Simplified Geology of Humber Region 7.

The above photo shows a wild strawberry plant in flower (May time), these being the ancestors of the modern cultivated strawberry and much prefering calcarious soils such as chalk soils. The photo was taken on the spoil-heap of South Ferriby’s second chalk quarry (see below).
By 1826 trade directories record four ‘manufactories’ of whiting in Barton. Chalk was the raw material from which whiting was manufactured, the whiting then being used in the production of distemper (whitewash) and allied products. By the 1840s two ‘whiting and paris whiting manufacturers’ were based on Waterside Road, this being a convenient location on the Estuary floodplain, near to the Haven for bulk goods transport and soon to be near the rail line. Paris whiting was a fine grade of whiting used for polishing and as a pigment in paint manufacture. Kelly’s Trade Directory of 1861 described whiting manufacture as one of the ‘chief trades’ of Barton at that time. The manufacture of whiting on Waterside in Barton was to contribute to the development of the paint making industry in Hull which continues to this day.

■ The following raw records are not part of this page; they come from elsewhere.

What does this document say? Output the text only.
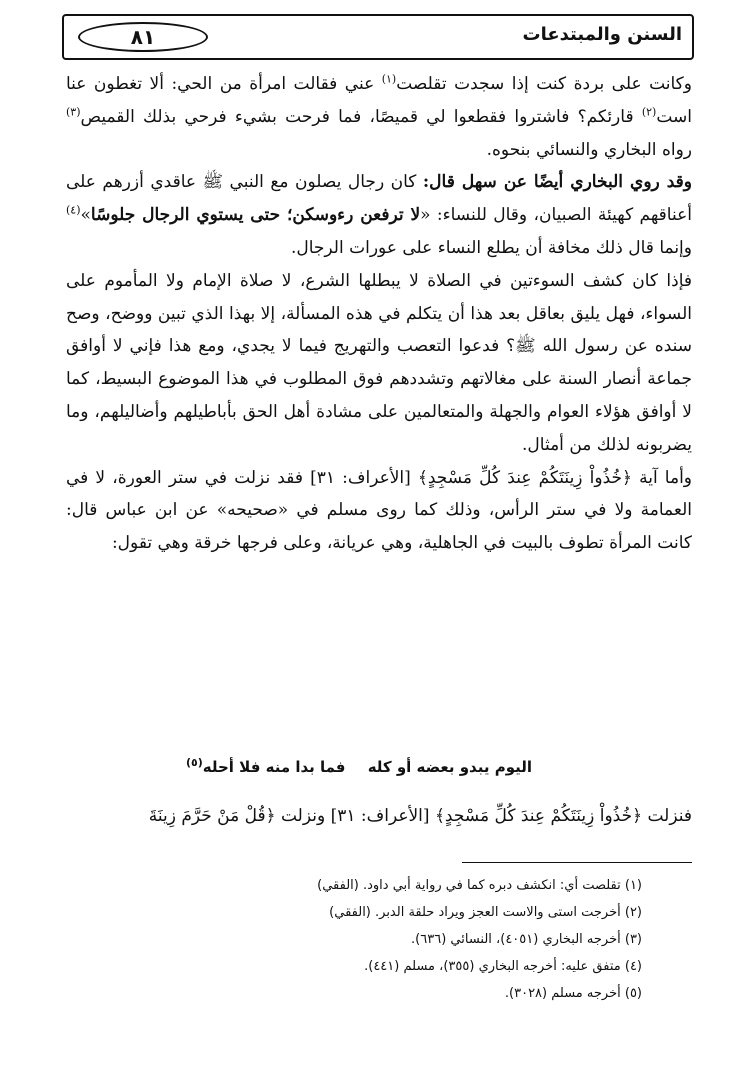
السنن والمبتدعات
٨١

وكانت على بردة كنت إذا سجدت تقلصت$^{(١)}$ عني فقالت امرأة من الحي: ألا تغطون عنا است$^{(٢)}$ قارئكم؟ فاشتروا فقطعوا لي قميصًا، فما فرحت بشيء فرحي بذلك القميص$^{(٣)}$ رواه البخاري والنسائي بنحوه.

وقد روي البخاري أيضًا عن سهل قال: كان رجال يصلون مع النبي ﷺ عاقدي أزرهم على أعناقهم كهيئة الصبيان، وقال للنساء: «لا ترفعن رءوسكن؛ حتى يستوي الرجال جلوسًا»$^{(٤)}$ وإنما قال ذلك مخافة أن يطلع النساء على عورات الرجال.

فإذا كان كشف السوءتين في الصلاة لا يبطلها الشرع، لا صلاة الإمام ولا المأموم على السواء، فهل يليق بعاقل بعد هذا أن يتكلم في هذه المسألة، إلا بهذا الذي تبين ووضح، وصح سنده عن رسول الله ﷺ؟ فدعوا التعصب والتهريج فيما لا يجدي، ومع هذا فإني لا أوافق جماعة أنصار السنة على مغالاتهم وتشددهم فوق المطلوب في هذا الموضوع البسيط، كما لا أوافق هؤلاء العوام والجهلة والمتعالمين على مشادة أهل الحق بأباطيلهم وأضاليلهم، وما يضربونه لذلك من أمثال.

وأما آية ﴿خُذُواْ زِينَتَكُمْ عِندَ كُلِّ مَسْجِدٍ﴾ [الأعراف: ٣١] فقد نزلت في ستر العورة، لا في العمامة ولا في ستر الرأس، وذلك كما روى مسلم في «صحيحه» عن ابن عباس قال: كانت المرأة تطوف بالبيت في الجاهلية، وهي عريانة، وعلى فرجها خرقة وهي تقول:

اليوم يبدو بعضه أو كله
فما بدا منه فلا أحله$^{(٥)}$

فنزلت ﴿خُذُواْ زِينَتَكُمْ عِندَ كُلِّ مَسْجِدٍ﴾ [الأعراف: ٣١] ونزلت ﴿قُلْ مَنْ حَرَّمَ زِينَةَ

(١) تقلصت أي: انكشف دبره كما في رواية أبي داود. (الفقي)

(٢) أخرجت استى والاست العجز ويراد حلقة الدبر. (الفقي)

(٣) أخرجه البخاري (٤٠٥١)، النسائي (٦٣٦).

(٤) متفق عليه: أخرجه البخاري (٣٥٥)، مسلم (٤٤١).

(٥) أخرجه مسلم (٣٠٢٨).
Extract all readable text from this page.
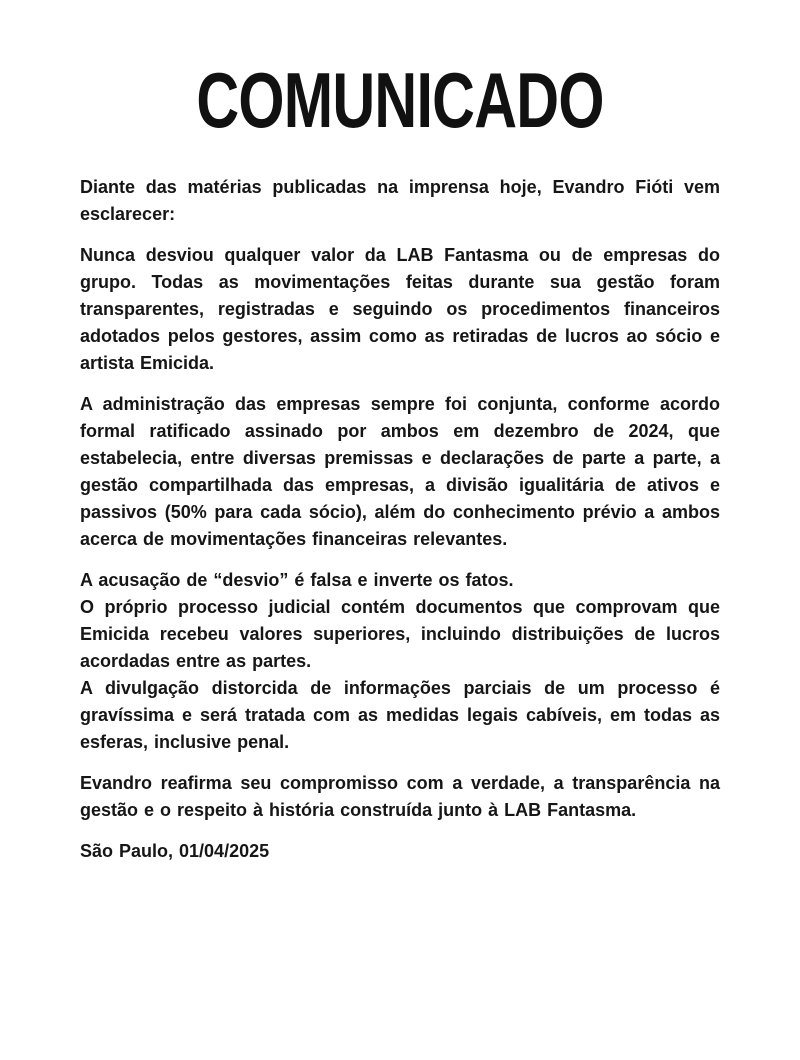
COMUNICADO

Diante das matérias publicadas na imprensa hoje, Evandro Fióti vem esclarecer:

Nunca desviou qualquer valor da LAB Fantasma ou de empresas do grupo. Todas as movimentações feitas durante sua gestão foram transparentes, registradas e seguindo os procedimentos financeiros adotados pelos gestores, assim como as retiradas de lucros ao sócio e artista Emicida.

A administração das empresas sempre foi conjunta, conforme acordo formal ratificado assinado por ambos em dezembro de 2024, que estabelecia, entre diversas premissas e declarações de parte a parte, a gestão compartilhada das empresas, a divisão igualitária de ativos e passivos (50% para cada sócio), além do conhecimento prévio a ambos acerca de movimentações financeiras relevantes.

A acusação de “desvio” é falsa e inverte os fatos.

O próprio processo judicial contém documentos que comprovam que Emicida recebeu valores superiores, incluindo distribuições de lucros acordadas entre as partes.

A divulgação distorcida de informações parciais de um processo é gravíssima e será tratada com as medidas legais cabíveis, em todas as esferas, inclusive penal.

Evandro reafirma seu compromisso com a verdade, a transparência na gestão e o respeito à história construída junto à LAB Fantasma.

São Paulo, 01/04/2025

Bulmer’s Trade Directory of 1892 recorded that the same industry existed on the north bank of the Estuary ‘at Hessle Cliffe the chalk is extensively quarried for the manufacture of Whiting, which is carried on in the parish’, the tower of the once tower-mill used to crush chalk quarried being evidence still of that past industry.
The large disused quarry just west of the Barton/South Ferriby parish boundary, commonly known as Leggett’s Quarry (now unfortunatley owned by recreation company that engages in something similar to paintballing), is/was a good place to explore the sequences of natural re-colonisation after commercial exploitation has ended. Here the initial overburden and cut chalk were used to create the loading embankment beside the Humber (s.p.b.s).
(Just a reminder that this series of blogs is mostly taken from my extended article in Section 3 of the website ‘A simplified study of the Geology of the Humberside region and some examples of its impact on the region’s Social and Economic History).